In his "History of Plymouth Plantation," the governor of the colony, William Bradford, reported that the colonists went hungry for years because they refused to work in the fields, preferring to steal. Gov. Bradford recalled for posterity that the colony was riddled with "corruption and discontent." The crops were small because "much was stolen both by night and day, before it became scarce eatable."

Although in the harvest feasts of 1621 and 1622 "all had their hungry bellies filled," that relief was short-lived, and deaths from illness because of malnutrition continued.

Then, Mr. Marbury points out, "something changed." By harvest time, 1623, Gov. Bradford was reporting that, "Instead of famine, now God gave them plenty, and the face of things was changed, to the rejoicing of the hearts of many, for which they blessed God." Why, by 1624, so much food was produced that the colonists actually began exporting corn.
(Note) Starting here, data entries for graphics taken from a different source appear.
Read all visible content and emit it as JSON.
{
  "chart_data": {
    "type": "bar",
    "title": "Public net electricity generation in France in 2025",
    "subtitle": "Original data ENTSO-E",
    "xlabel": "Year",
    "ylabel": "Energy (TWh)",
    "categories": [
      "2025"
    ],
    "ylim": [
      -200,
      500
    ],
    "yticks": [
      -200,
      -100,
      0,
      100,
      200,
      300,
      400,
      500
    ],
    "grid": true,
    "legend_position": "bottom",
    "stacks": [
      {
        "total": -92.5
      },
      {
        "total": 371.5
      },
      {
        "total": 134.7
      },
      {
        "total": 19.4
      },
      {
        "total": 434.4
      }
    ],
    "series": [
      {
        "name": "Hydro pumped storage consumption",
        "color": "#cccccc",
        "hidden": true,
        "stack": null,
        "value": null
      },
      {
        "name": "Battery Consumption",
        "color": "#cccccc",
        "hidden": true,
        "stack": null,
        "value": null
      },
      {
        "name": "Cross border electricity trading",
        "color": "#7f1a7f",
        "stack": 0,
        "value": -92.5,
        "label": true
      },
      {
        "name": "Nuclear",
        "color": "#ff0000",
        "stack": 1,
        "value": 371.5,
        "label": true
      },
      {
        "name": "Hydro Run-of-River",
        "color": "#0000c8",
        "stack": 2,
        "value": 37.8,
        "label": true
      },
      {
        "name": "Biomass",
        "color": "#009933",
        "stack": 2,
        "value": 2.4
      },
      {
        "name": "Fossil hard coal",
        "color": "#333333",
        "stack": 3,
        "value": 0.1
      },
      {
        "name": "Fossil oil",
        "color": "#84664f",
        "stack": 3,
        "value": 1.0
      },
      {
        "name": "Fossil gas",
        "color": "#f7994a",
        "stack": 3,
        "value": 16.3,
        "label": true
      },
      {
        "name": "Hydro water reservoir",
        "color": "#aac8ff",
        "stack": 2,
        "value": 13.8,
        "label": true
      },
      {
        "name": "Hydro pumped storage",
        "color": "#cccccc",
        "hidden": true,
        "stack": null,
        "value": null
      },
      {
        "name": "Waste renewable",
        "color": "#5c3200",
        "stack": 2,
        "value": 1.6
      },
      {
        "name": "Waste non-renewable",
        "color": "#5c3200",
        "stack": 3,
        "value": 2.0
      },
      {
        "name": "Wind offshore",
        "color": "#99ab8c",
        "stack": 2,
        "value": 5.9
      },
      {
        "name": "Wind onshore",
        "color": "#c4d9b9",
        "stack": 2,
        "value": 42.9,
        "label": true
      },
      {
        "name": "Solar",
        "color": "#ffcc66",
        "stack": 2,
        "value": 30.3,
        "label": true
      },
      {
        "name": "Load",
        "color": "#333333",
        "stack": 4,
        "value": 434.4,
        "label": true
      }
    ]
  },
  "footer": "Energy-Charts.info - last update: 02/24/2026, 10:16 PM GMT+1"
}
What on earth had transpired?

In 1623, Gov. Bradford simply "gave each household a parcel of land and told them they could keep what they produced, or trade it away as they saw fit."

Previously, the Mayflower Compact had required that "all profits and benefits that are got by trade, working, fishing, or any other means" were to be placed in the common stock of the colony. A person was to put into the common stock all he could, and take out only what he needed, a concept so attractive on its surface that it would be adopted as the equally disastrous ruling philosophy for all of Eastern Europe some 300 years later.

They say those who ignore history are doomed to repeat it.

Yes, America is a bounteous land, but the source of that bounty lies not primarily in the fertility of our soil or the frequency of the rains. There is hardly a more fertile breadbasket on the face of the earth than the Ukraine, where for decades crops rotted in the fields under a Soviet administration that allowed no farmer a private profit incentive to hire enough help to get the turnips dug.

No, the source of our bounty is the discovery made by the Pilgrims in 1623, that when individuals are allowed to hold their own land as private property, to eat what they raise and keep the profits from any surplus they sell, hard work is rewarded and thus encouraged, and the entire community enjoys prosperity and plenty.

And so it is that on this Thanksgiving Day we ask God's continued blessing on America, a land blessed most of all by our inherited concept of private property rights, the system that allows each to keep the profit of his sweat and toil, and for this reason the land of peace and plenty, the envy of mankind, the land of the free.

A version of this editorial first appeared on this page in 1999.